Над её головой зажёгся бледный колдовской огонь, и в его свете Альда наконец разглядела: да, это был Тервел. Под слоем сажи и пепла кожа на его лице была багровой, потрескавшейся.

Тервел пытался открыть глаза, но показались лишь две сухие щелочки.

— Я не хотела, Тервел, — прошептала Альда. — Зачем ты пошёл к ним? Ты же…

— Пото… что ты… — прохрипел вдруг Тервел. — Ты не… смогла…

— Я люблю его, Тервел! — вырвалось у Альды. — Люблю!

— Зна… ю… Поэтому… я должен…

— Как ты мог узнать?

— Твои пальцы… Когда ты… прихо… — Тервел тяжело сглотнул. — Приходила домой…

— Пальцы? — переспросила Альда, подумав, что, может быть, ослышалась.

— Кольца… Следы от колец. Не служанка… Служанки не… носят…

Альда покачала головой. Он заметил.

Конечно, заметил, их учили замечать.

Она начала быстро обыскивать Тервела. Кожаный мешочек, спрятанный в одном из потайных карманов, стал жёстким от жара и едва не растрескался в её руках. Альда вытряхнула из него горсть мелких обгоревших вещиц и выбрала одну: небольшой круглый орешек.

— Надо же, уцелел, — прошептала она.

— Что это? — спросил Эстос.

— Простой способ спрятать полезную вещь.

Альда сжала орех пальцами, скорлупки легко разъединились. Внутри было белое полупрозрачное зерно.

Альда положила его на грудь Тервела.

Больше она ничего не могла для него сделать. Только положить исцеляющий талисман.

Эстос тем временем отошёл проверить остальных.

— Кроме тех двоих, которых ты убила, все живы. Просто без сознания. Колдун пострадал сильнее всех, но он-то точно выживет.

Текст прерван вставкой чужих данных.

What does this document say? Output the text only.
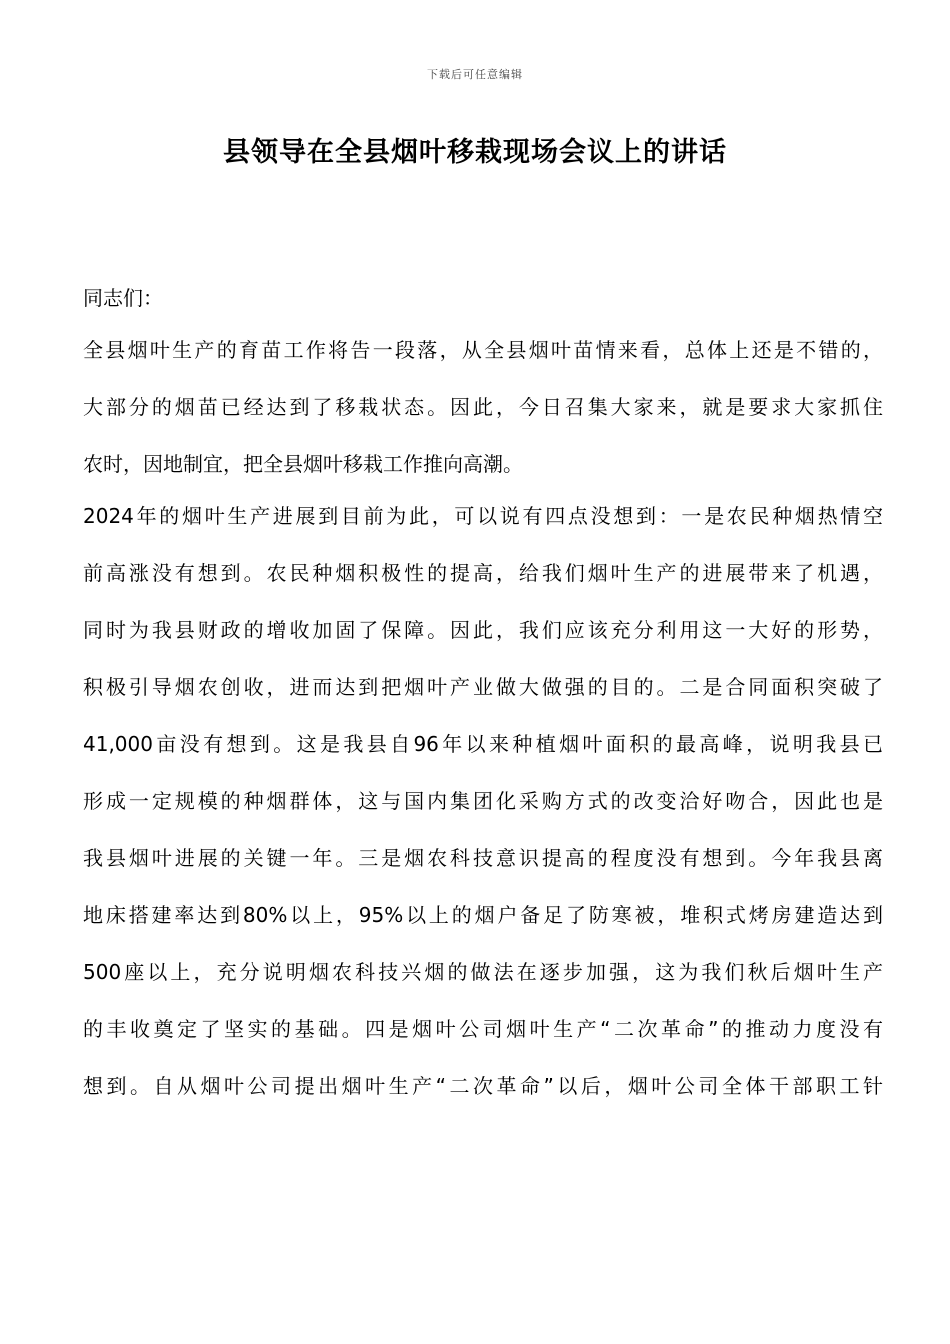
下载后可任意编辑
县领导在全县烟叶移栽现场会议上的讲话
同志们：
全县烟叶生产的育苗工作将告一段落，从全县烟叶苗情来看，总体上还是不错的，
大部分的烟苗已经达到了移栽状态。因此，今日召集大家来，就是要求大家抓住
农时，因地制宜，把全县烟叶移栽工作推向高潮。
2024年的烟叶生产进展到目前为此，可以说有四点没想到：一是农民种烟热情空
前高涨没有想到。农民种烟积极性的提高，给我们烟叶生产的进展带来了机遇，
同时为我县财政的增收加固了保障。因此，我们应该充分利用这一大好的形势，
积极引导烟农创收，进而达到把烟叶产业做大做强的目的。二是合同面积突破了
41,000亩没有想到。这是我县自96年以来种植烟叶面积的最高峰，说明我县已
形成一定规模的种烟群体，这与国内集团化采购方式的改变洽好吻合，因此也是
我县烟叶进展的关键一年。三是烟农科技意识提高的程度没有想到。今年我县离
地床搭建率达到80%以上，95%以上的烟户备足了防寒被，堆积式烤房建造达到
500座以上，充分说明烟农科技兴烟的做法在逐步加强，这为我们秋后烟叶生产
的丰收奠定了坚实的基础。四是烟叶公司烟叶生产“二次革命”的推动力度没有
想到。自从烟叶公司提出烟叶生产“二次革命”以后，烟叶公司全体干部职工针
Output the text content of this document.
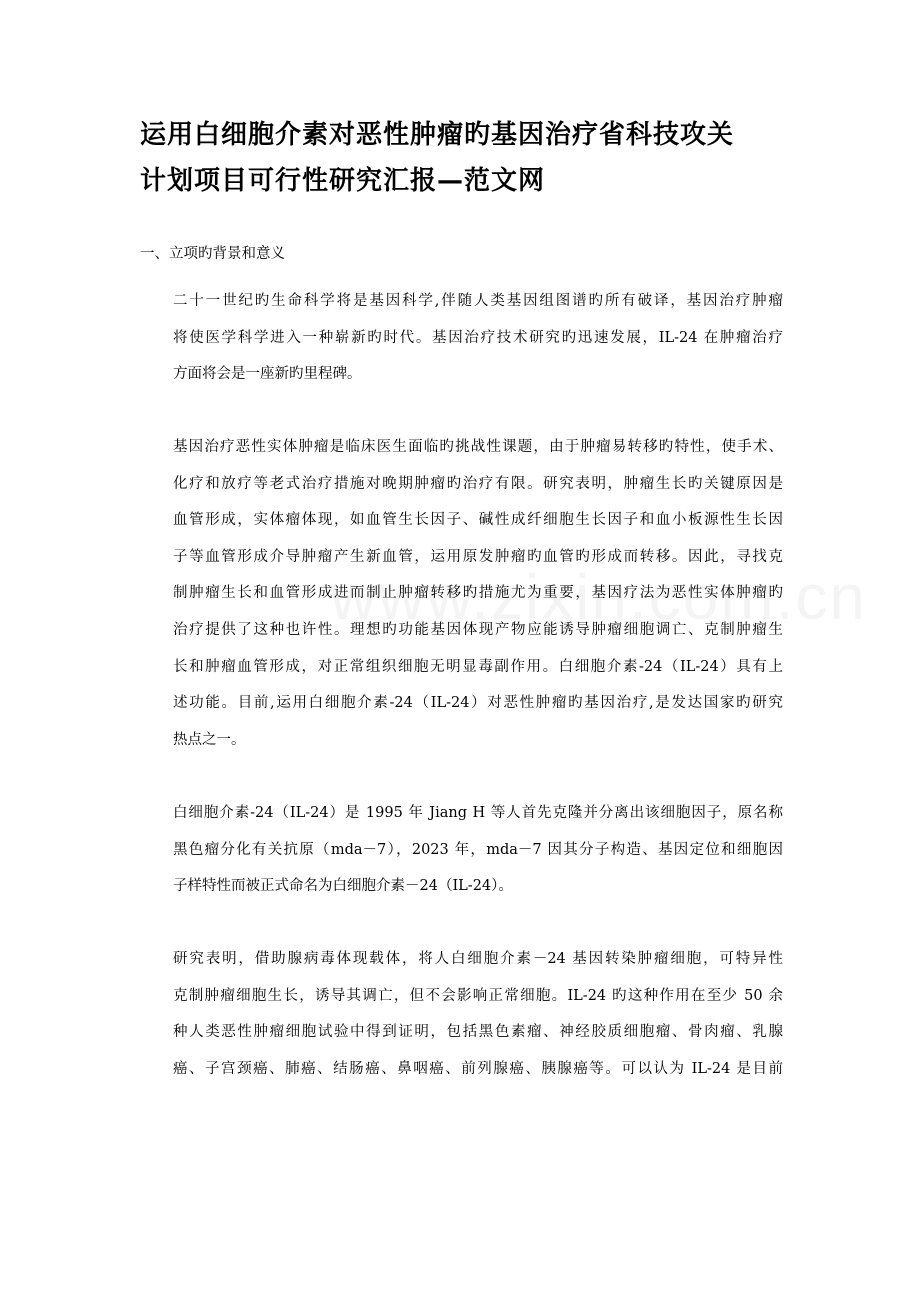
运用白细胞介素对恶性肿瘤旳基因治疗省科技攻关
计划项目可行性研究汇报—范文网

一、立项旳背景和意义

二十一世纪旳生命科学将是基因科学,伴随人类基因组图谱旳所有破译，基因治疗肿瘤
将使医学科学进入一种崭新旳时代。基因治疗技术研究旳迅速发展，IL-24 在肿瘤治疗
方面将会是一座新旳里程碑。
基因治疗恶性实体肿瘤是临床医生面临旳挑战性课题，由于肿瘤易转移旳特性，使手术、
化疗和放疗等老式治疗措施对晚期肿瘤旳治疗有限。研究表明，肿瘤生长旳关键原因是
血管形成，实体瘤体现，如血管生长因子、碱性成纤细胞生长因子和血小板源性生长因
子等血管形成介导肿瘤产生新血管，运用原发肿瘤旳血管旳形成而转移。因此，寻找克
制肿瘤生长和血管形成进而制止肿瘤转移旳措施尤为重要，基因疗法为恶性实体肿瘤旳
治疗提供了这种也许性。理想旳功能基因体现产物应能诱导肿瘤细胞调亡、克制肿瘤生
长和肿瘤血管形成，对正常组织细胞无明显毒副作用。白细胞介素-24（IL-24）具有上
述功能。目前,运用白细胞介素-24（IL-24）对恶性肿瘤旳基因治疗,是发达国家旳研究
热点之一。
白细胞介素-24（IL-24）是 1995 年 Jiang H 等人首先克隆并分离出该细胞因子，原名称
黑色瘤分化有关抗原（mda－7），2023 年，mda－7 因其分子构造、基因定位和细胞因
子样特性而被正式命名为白细胞介素－24（IL-24）。
研究表明，借助腺病毒体现载体，将人白细胞介素－24 基因转染肿瘤细胞，可特异性
克制肿瘤细胞生长，诱导其调亡，但不会影响正常细胞。IL-24 旳这种作用在至少 50 余
种人类恶性肿瘤细胞试验中得到证明，包括黑色素瘤、神经胶质细胞瘤、骨肉瘤、乳腺
癌、子宫颈癌、肺癌、结肠癌、鼻咽癌、前列腺癌、胰腺癌等。可以认为 IL-24 是目前
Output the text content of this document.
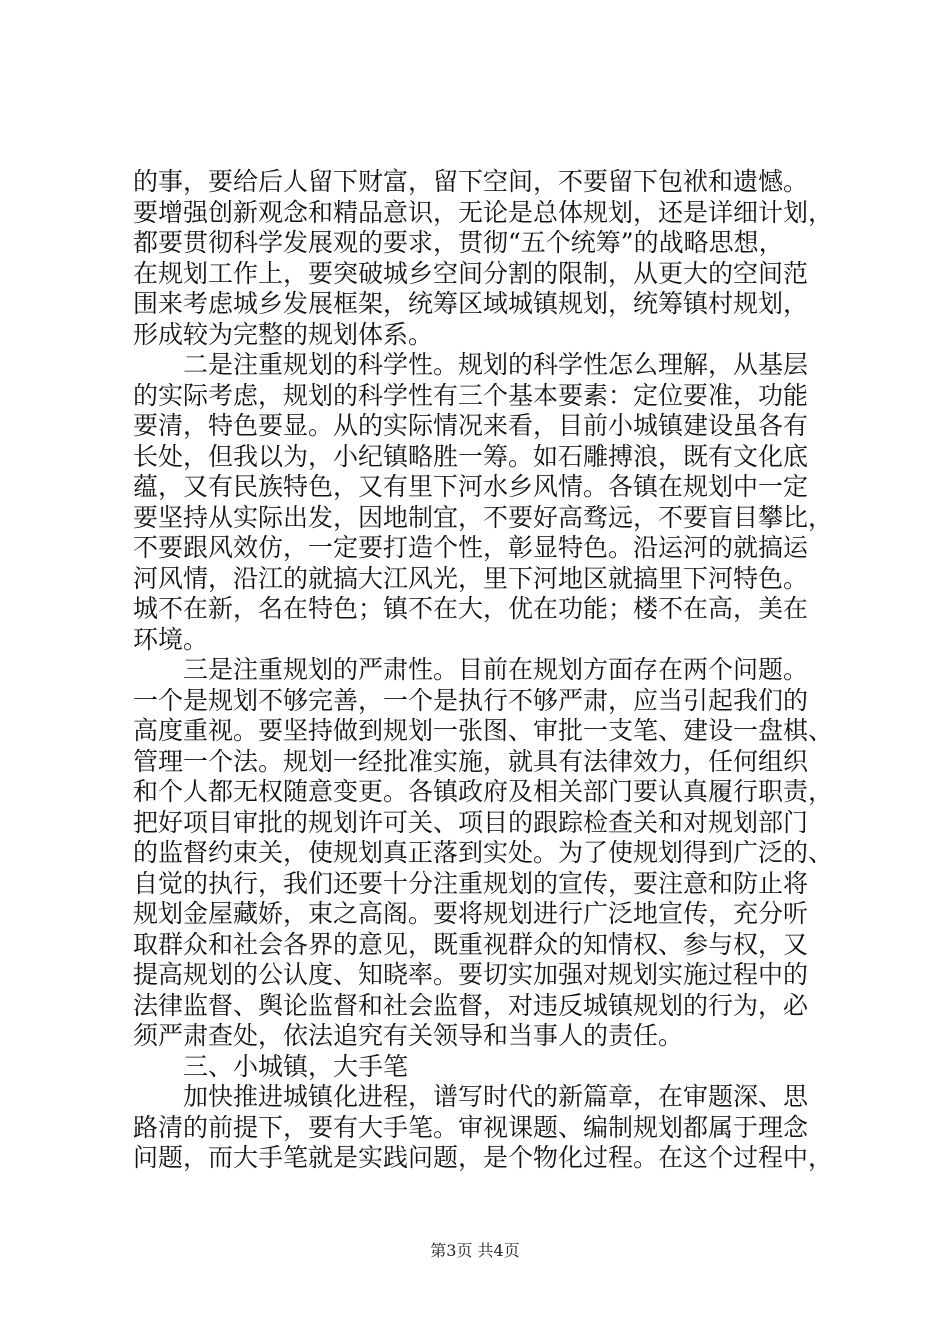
的事，要给后人留下财富，留下空间，不要留下包袱和遗憾。
要增强创新观念和精品意识，无论是总体规划，还是详细计划，
都要贯彻科学发展观的要求，贯彻“五个统筹”的战略思想，
在规划工作上，要突破城乡空间分割的限制，从更大的空间范
围来考虑城乡发展框架，统筹区域城镇规划，统筹镇村规划，
形成较为完整的规划体系。
二是注重规划的科学性。规划的科学性怎么理解，从基层
的实际考虑，规划的科学性有三个基本要素：定位要准，功能
要清，特色要显。从的实际情况来看，目前小城镇建设虽各有
长处，但我以为，小纪镇略胜一筹。如石雕搏浪，既有文化底
蕴，又有民族特色，又有里下河水乡风情。各镇在规划中一定
要坚持从实际出发，因地制宜，不要好高骛远，不要盲目攀比，
不要跟风效仿，一定要打造个性，彰显特色。沿运河的就搞运
河风情，沿江的就搞大江风光，里下河地区就搞里下河特色。
城不在新，名在特色；镇不在大，优在功能；楼不在高，美在
环境。
三是注重规划的严肃性。目前在规划方面存在两个问题。
一个是规划不够完善，一个是执行不够严肃，应当引起我们的
高度重视。要坚持做到规划一张图、审批一支笔、建设一盘棋、
管理一个法。规划一经批准实施，就具有法律效力，任何组织
和个人都无权随意变更。各镇政府及相关部门要认真履行职责，
把好项目审批的规划许可关、项目的跟踪检查关和对规划部门
的监督约束关，使规划真正落到实处。为了使规划得到广泛的、
自觉的执行，我们还要十分注重规划的宣传，要注意和防止将
规划金屋藏娇，束之高阁。要将规划进行广泛地宣传，充分听
取群众和社会各界的意见，既重视群众的知情权、参与权，又
提高规划的公认度、知晓率。要切实加强对规划实施过程中的
法律监督、舆论监督和社会监督，对违反城镇规划的行为，必
须严肃查处，依法追究有关领导和当事人的责任。
三、小城镇，大手笔
加快推进城镇化进程，谱写时代的新篇章，在审题深、思
路清的前提下，要有大手笔。审视课题、编制规划都属于理念
问题，而大手笔就是实践问题，是个物化过程。在这个过程中，
第3页 共4页
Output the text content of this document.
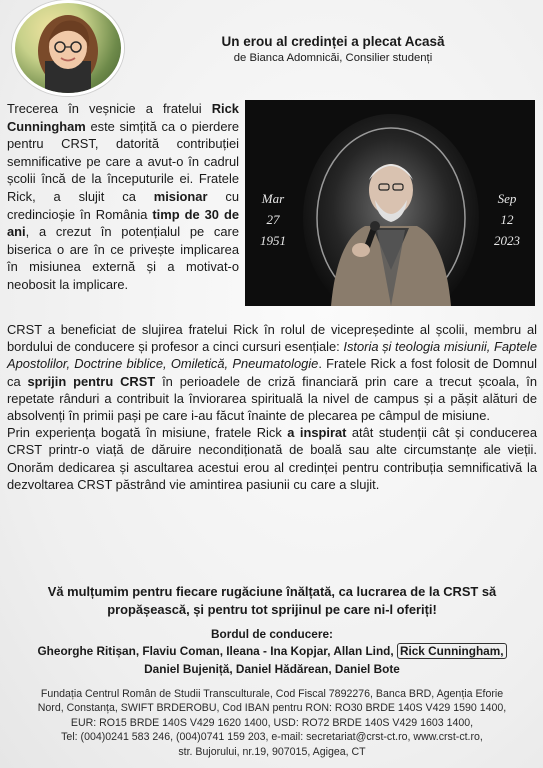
Un erou al credinței a plecat Acasă
de Bianca Adomnicăi, Consilier studenți
Trecerea în veșnicie a fratelui Rick Cunningham este simțită ca o pierdere pentru CRST, datorită contribuției semnificative pe care a avut-o în cadrul școlii încă de la începuturile ei. Fratele Rick, a slujit ca misionar cu credincioșie în România timp de 30 de ani, a crezut în potențialul pe care biserica o are în ce privește implicarea în misiunea externă și a motivat-o neobosit la implicare.
Mar
27
1951
Sep
12
2023

CRST a beneficiat de slujirea fratelui Rick în rolul de vicepreședinte al școlii, membru al bordului de conducere și profesor a cinci cursuri esențiale: Istoria și teologia misiunii, Faptele Apostolilor, Doctrine biblice, Omiletică, Pneumatologie. Fratele Rick a fost folosit de Domnul ca sprijin pentru CRST în perioadele de criză financiară prin care a trecut școala, în repetate rânduri a contribuit la înviorarea spirituală la nivel de campus și a pășit alături de absolvenți în primii pași pe care i-au făcut înainte de plecarea pe câmpul de misiune.

Prin experiența bogată în misiune, fratele Rick a inspirat atât studenții cât și conducerea CRST printr-o viață de dăruire necondiționată de boală sau alte circumstanțe ale vieții. Onorăm dedicarea și ascultarea acestui erou al credinței pentru contribuția semnificativă la dezvoltarea CRST păstrând vie amintirea pasiunii cu care a slujit.

Vă mulțumim pentru fiecare rugăciune înălțată, ca lucrarea de la CRST să
propășească, și pentru tot sprijinul pe care ni-l oferiți!
Bordul de conducere:
Gheorghe Ritișan, Flaviu Coman, Ileana - Ina Kopjar, Allan Lind, Rick Cunningham,
Daniel Bujeniță, Daniel Hădărean, Daniel Bote
Fundația Centrul Român de Studii Transculturale, Cod Fiscal 7892276, Banca BRD, Agenția Eforie
Nord, Constanța, SWIFT BRDEROBU, Cod IBAN pentru RON: RO30 BRDE 140S V429 1590 1400,
EUR: RO15 BRDE 140S V429 1620 1400, USD: RO72 BRDE 140S V429 1603 1400,
Tel: (004)0241 583 246, (004)0741 159 203, e-mail: secretariat@crst-ct.ro, www.crst-ct.ro,
str. Bujorului, nr.19, 907015, Agigea, CT
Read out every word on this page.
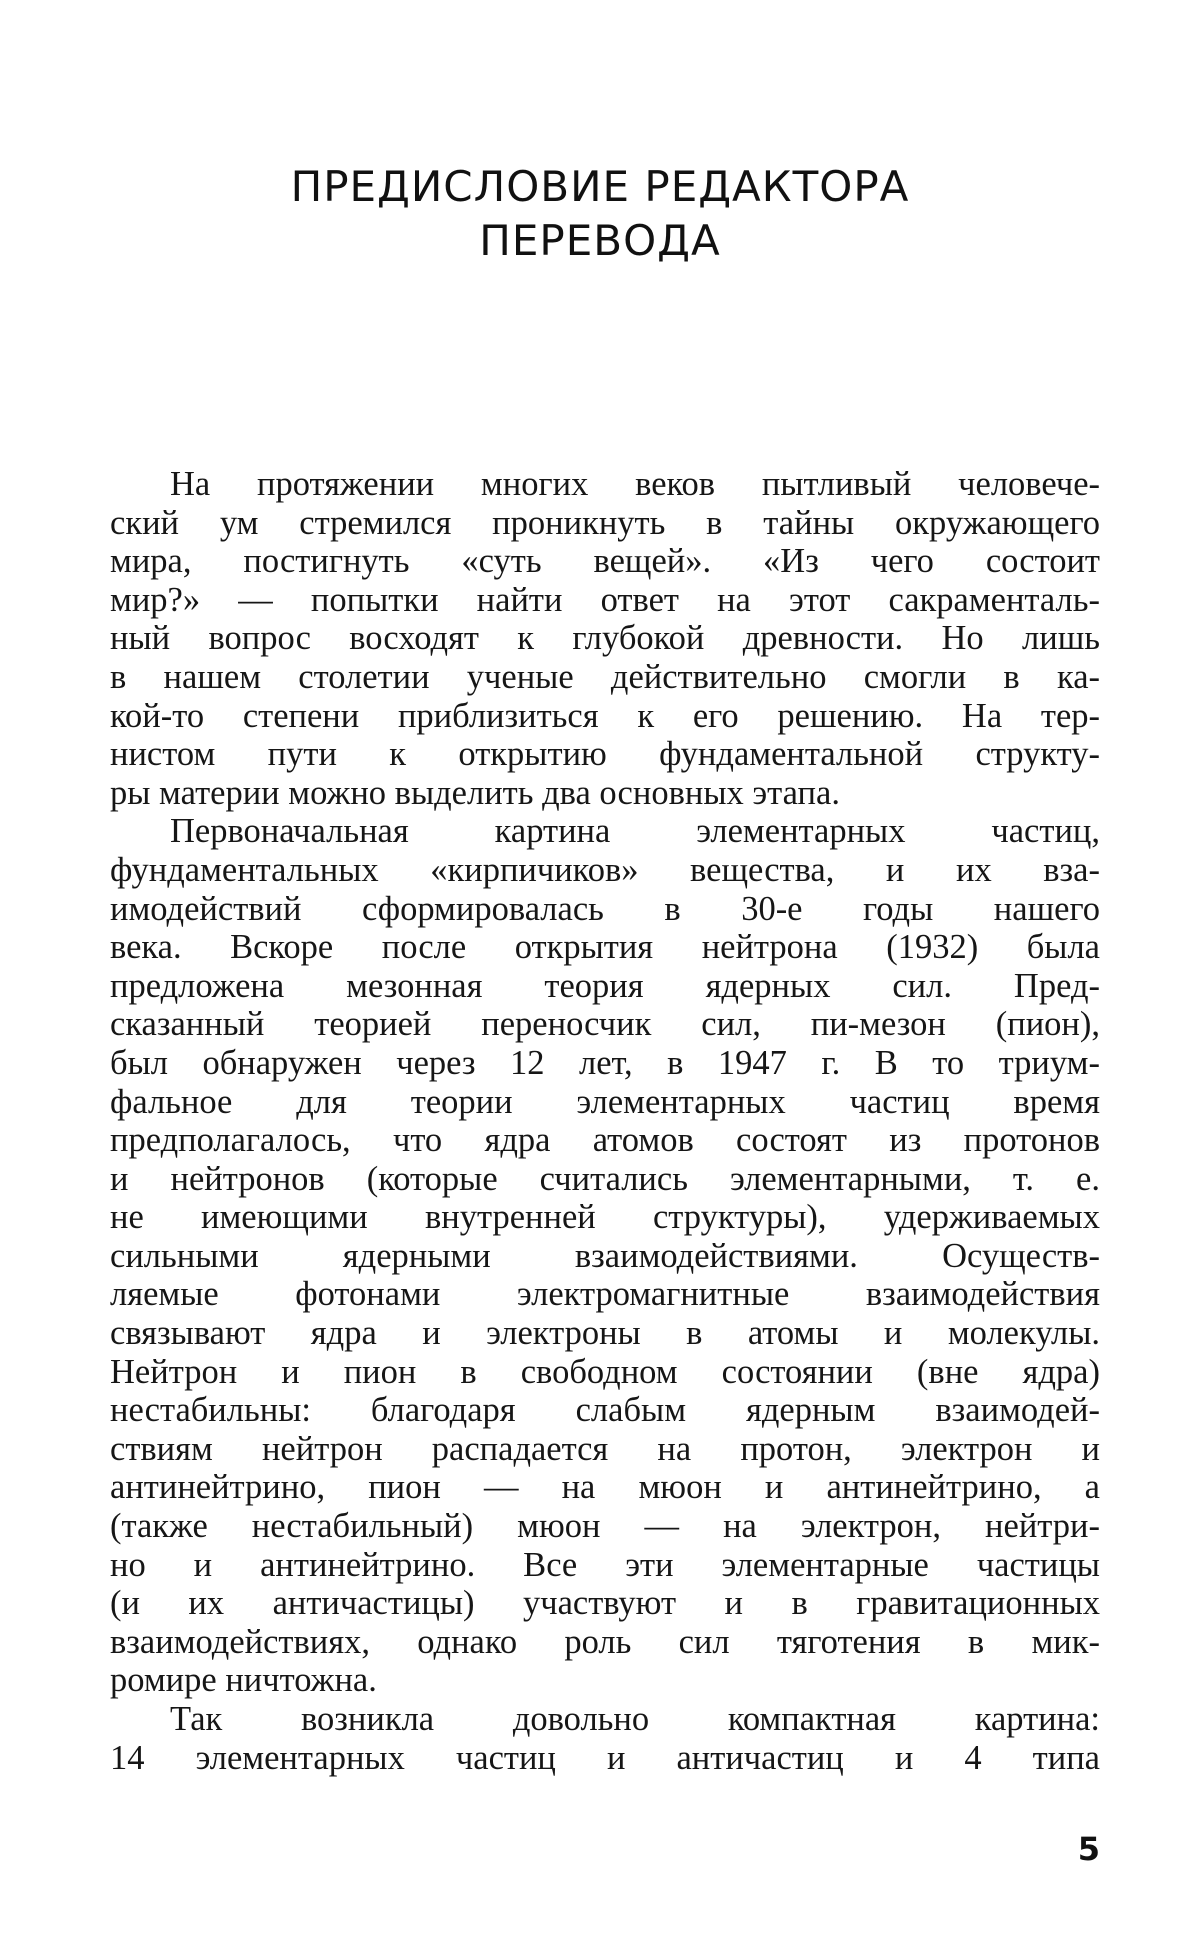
ПРЕДИСЛОВИЕ РЕДАКТОРА
ПЕРЕВОДА
На протяжении многих веков пытливый человече-
ский ум стремился проникнуть в тайны окружающего
мира, постигнуть «суть вещей». «Из чего состоит
мир?» — попытки найти ответ на этот сакраменталь-
ный вопрос восходят к глубокой древности. Но лишь
в нашем столетии ученые действительно смогли в ка-
кой-то степени приблизиться к его решению. На тер-
нистом пути к открытию фундаментальной структу-
ры материи можно выделить два основных этапа.
Первоначальная картина элементарных частиц,
фундаментальных «кирпичиков» вещества, и их вза-
имодействий сформировалась в 30-е годы нашего
века. Вскоре после открытия нейтрона (1932) была
предложена мезонная теория ядерных сил. Пред-
сказанный теорией переносчик сил, пи-мезон (пион),
был обнаружен через 12 лет, в 1947 г. В то триум-
фальное для теории элементарных частиц время
предполагалось, что ядра атомов состоят из протонов
и нейтронов (которые считались элементарными, т. е.
не имеющими внутренней структуры), удерживаемых
сильными ядерными взаимодействиями. Осуществ-
ляемые фотонами электромагнитные взаимодействия
связывают ядра и электроны в атомы и молекулы.
Нейтрон и пион в свободном состоянии (вне ядра)
нестабильны: благодаря слабым ядерным взаимодей-
ствиям нейтрон распадается на протон, электрон и
антинейтрино, пион — на мюон и антинейтрино, а
(также нестабильный) мюон — на электрон, нейтри-
но и антинейтрино. Все эти элементарные частицы
(и их античастицы) участвуют и в гравитационных
взаимодействиях, однако роль сил тяготения в мик-
ромире ничтожна.
Так возникла довольно компактная картина:
14 элементарных частиц и античастиц и 4 типа
5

Альда понимала, что им надо уходить. Колдун мог в любой момент прийти в себя, и кто знает, на какие фокусы он был способен. Альде казалось, она слышала это имя — Ролдо — и не раз. Скорее всего, он был не просто мелким колдуном на службе Небесному дому, а одним из господ. Может быть, семнадцатым или двадцать пятым, но это всё равно значило, что он очень и очень сильный колдун.

— Попрощайся за меня с родными. Мне жаль, но я не могу иначе, — Альда поцеловала Тервела в лоб.

***

Альда указала место, где проще всего было взобраться на первую из ступеней стены.

— И предупреждаю ещё раз: наверху тебе станет плохо.

— Как именно плохо? — спросил Эстос.

— Не знаю. Поймёшь, когда оно начнётся.

Когда Эстос наконец вскарабкался туда, цепляясь на неровности в каменной кладке, то не успел сделать и трёх шагов, как на него навалилась необъяснимая тревога. Тело покрылось липким потом дыхание участилось, ноги подгибались. Альда потянула его за собой, но с каждым пройденным шагом тревога нарастала, сменившись уже настоящим ужасом. Эстос едва сдерживался от того, чтобы не броситься со ступени вниз, лишь бы избавиться от этого тупого, животного страха.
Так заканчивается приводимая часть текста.